Katrina was still stunned and confused.
“Your mother was in on it,” What’s-His-Face continued. “It was our idea, together. There’s nothing wrong with her legs at all; we planned this so that you would come, and we could all meet here, the three of us.”
“The three of us? You mean the ... let’s see ... the six of us?”
“Six of us? What do you mean, my daughter?”
“They were just here: I saw our old neighbor Mr. Flood, also Mr. Van Winkle, and … Mr. Crane, I think his name was. Where have they gone?”
“They were not here, my dear,” What’s-His-Face said, cradling his daughter’s face in his hands. “You were seeing things. You were imagining things again.”
“I was imagining them?” Katrina asked, confused.
“Yes, but you’re not imagining this,” her father said, and pointed at the figure appearing out of the darkness and into the light of the fire.
“Mother!”
No other words were needed. The three hugged, and cried together.
“I knew you could do it, Katy,” What’s-Her-Face said. “I knew you could, and would. I had faith in you!”
What’s-His-Face took his daughter gently by the shoulders, brought his face close to hers, and peered piercingly into her eyes. “It wasn’t your fault, Katy.

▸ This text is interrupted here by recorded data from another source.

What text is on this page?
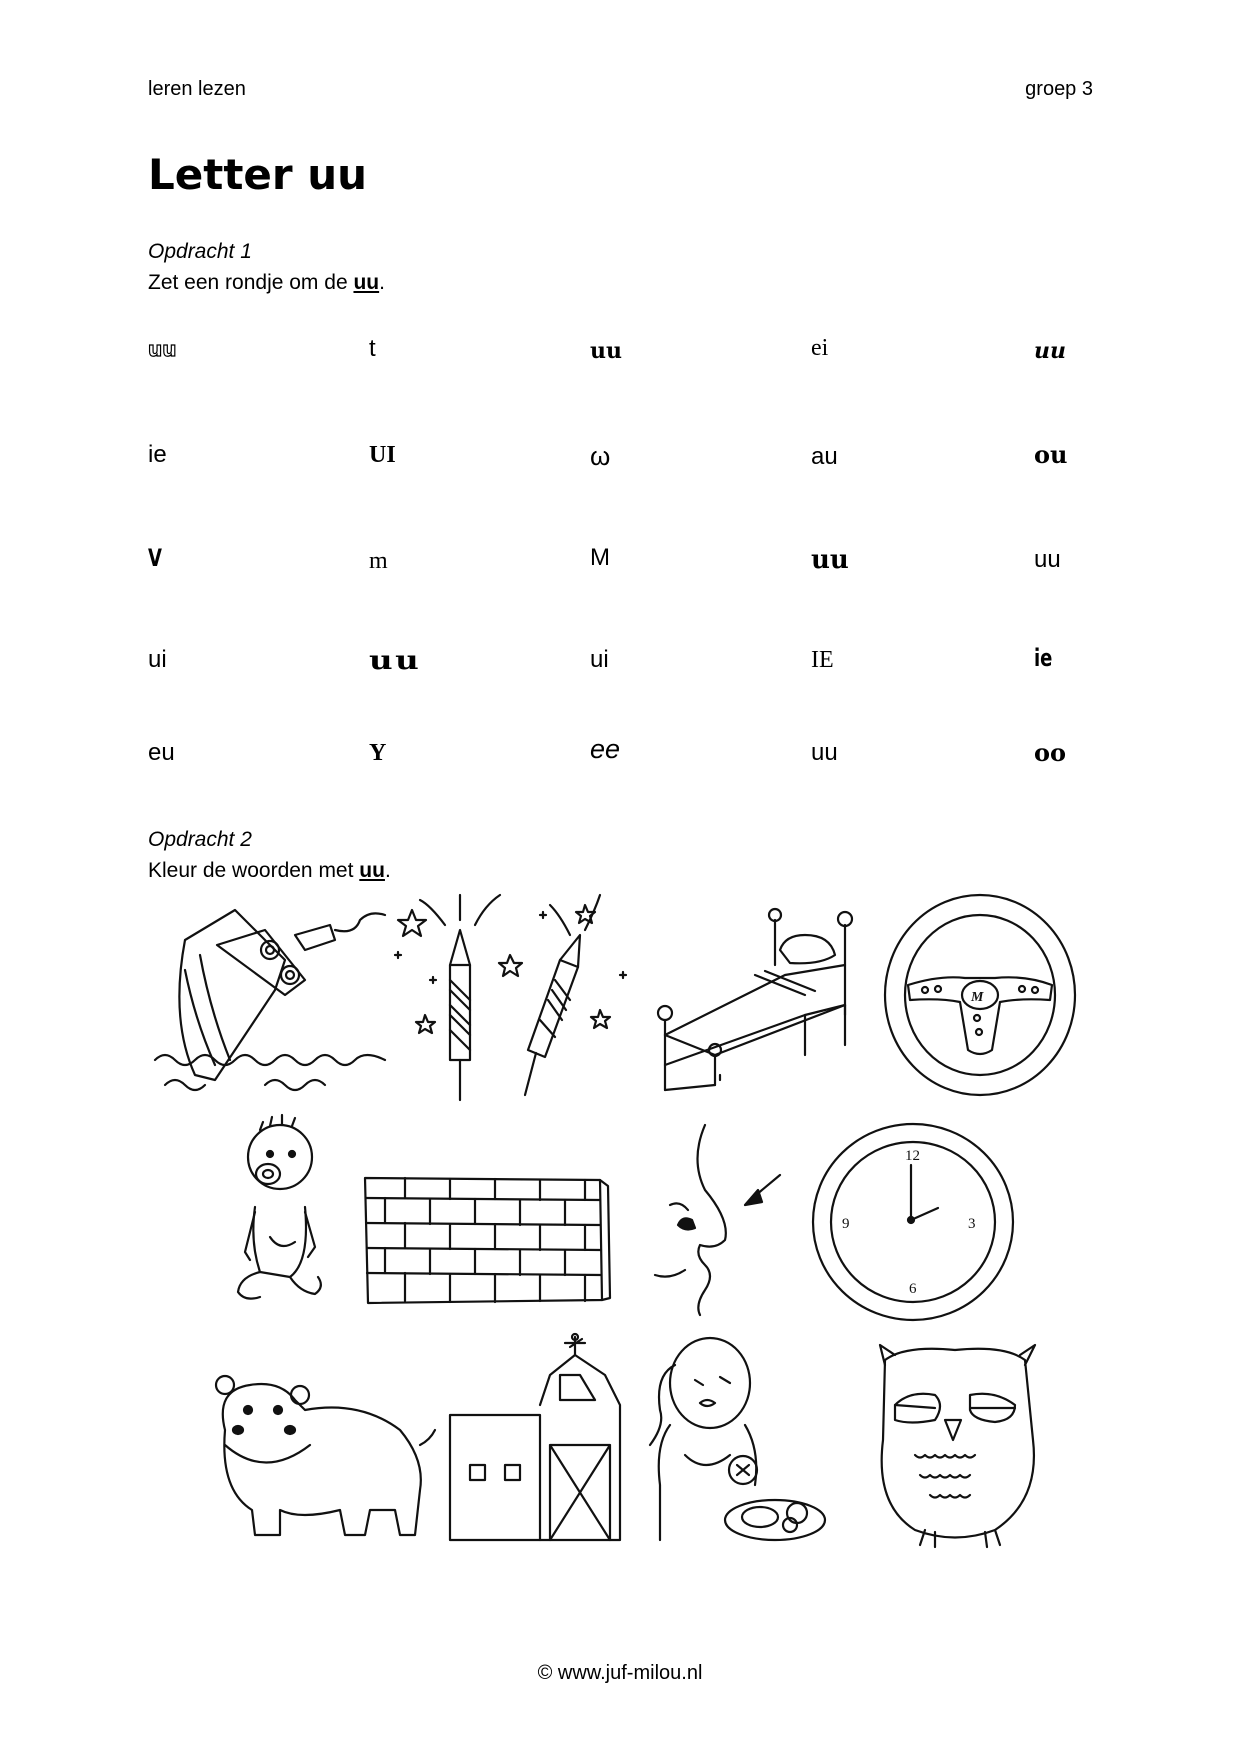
leren lezen	groep 3
Letter uu
Opdracht 1
Zet een rondje om de uu.
uu	t	uu	ei	uu
ie	UI	ω	au	ou
V	m	M	uu	uu
ui	uu	ui	IE	ie
eu	Y	ee	uu	oo
Opdracht 2
Kleur de woorden met uu.
M
12
3
6
9
© www.juf-milou.nl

It wasn’t your fault.”
Her mother then caressed Katrina’s crying face, wiping her daughter’s tears away with her thumbs. “It wasn’t your fault, Katy—it wasn’t.”
As the sun rose, gradually illuminating the verdant valley, the trio descended the mountain, and made their way back home. Walking between her parents, Katrina had her right arm around her father’s shoulders, and her left around her mother’s. They each had an arm around her waist.
Katrina cried all the way home, but was smiling. Smiling and crying, she had one overriding thought, and she kept repeating it to herself: All of this is mine again.